- Twenty Your Life On（zh：二十不惑）
- Genre: Urban, Inspirational, Coming-of-age
- Screenplay by: Zhang Wuju, Zhong Enshu, Han Santai, Lu Shisanfeng, Guo Sihan, Li Zhen, Li Muzi, Zhang Xiaotiao (jointly)
- Directed by: Li Zhi
- Starring: Guan Xiaotong; Jin Shijia; Niu Junfeng; Bu Guanjin; Li Gengxi; Dong Siyi;
- Country of origin: China
- Original language: Mandarin Chinese
- No. of episodes: 80

Original release
- Release: 14 July – 7 August 2020

= Twenty Your Life On =

Twenty Your Life On (Chinese: 二十不惑) is a Chinese television drama directed by Li Zhi and produced by Shen Yan.

The first season premiered in 2020, starring Guan Xiaotong, Niu Junfeng, Bu Guanjin, Jin Shijia, Li Gengxi, Dong Siyi, and Wang Anyu.

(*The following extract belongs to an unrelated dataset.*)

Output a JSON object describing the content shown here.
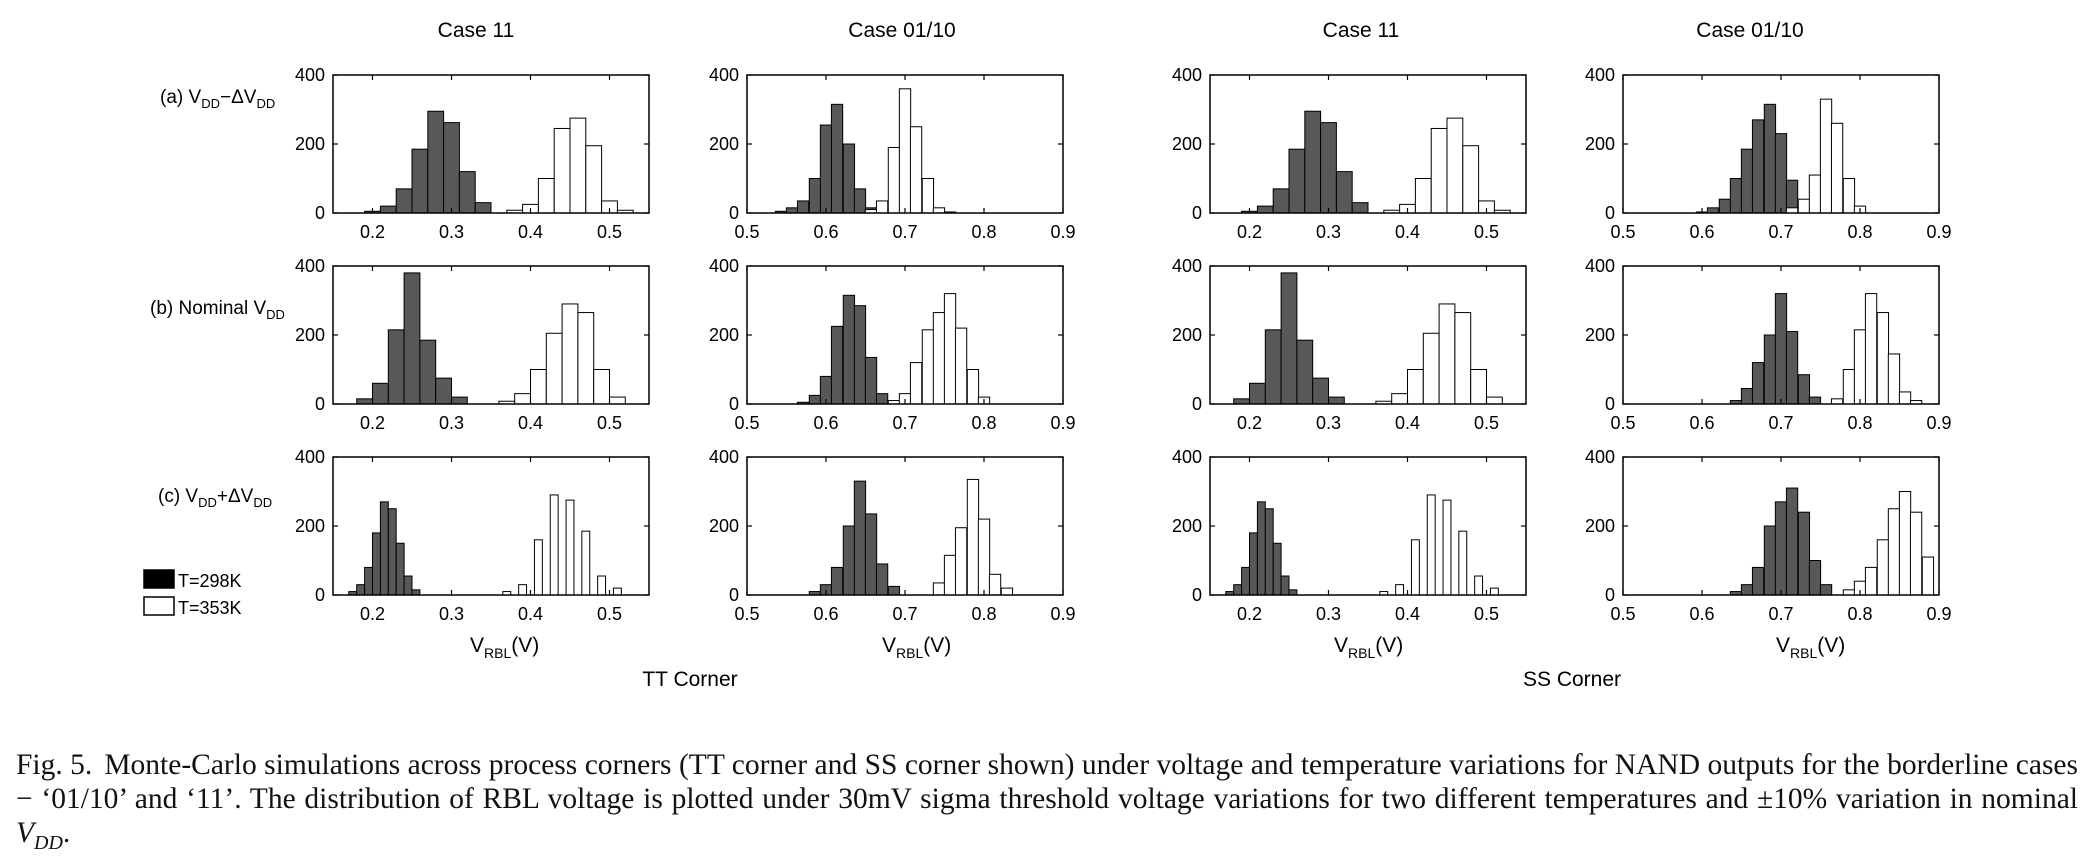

The second season premiered in 2022, starring Guan Xiaotong, Bu Guanjin, Dong Siyi, Xu Mengjie, Xie Binbin, Li Junxian, Fei Qiming, Zhou Yiran, and Jin Shijia.

== Plot summary ==

=== Season 1 ===
The first season centers on the four girls—Liang Shuang, Jiang Xiaoguo, Duan Jiabao, and Luo Yan—on the brink of graduation. They confront numerous challenges involving love, friendship, family, and future career choices. During their time living together in the dormitory, they form strong bonds while navigating emotional conflicts, family secrets, and struggles with self-identity. The season concludes with their graduation and transition into independent adult life.

=== Season 2 ===
Set three years later, the second season follows the four as they enter the workforce and face increasingly complex pressures in their careers, relationships, and personal lives. Jiang Xiaoguo seeks self-discovery and love within the finance industry. Liang Shuang experiences career ups and downs and relationship changes before shifting toward entrepreneurship. Duan Jiabao takes on family responsibilities after her family falls into hardship and finds love. Luo Yan, feeling uncertain, chooses to pursue studies abroad. The addition of new character Ding Yixuan introduces fresh emotional storylines. Season two realistically portrays young adults' growth and perseverance in work and life, culminating in the four achieving success both professionally and personally. The series ends with a warm reunion and hopeful prospects for the future.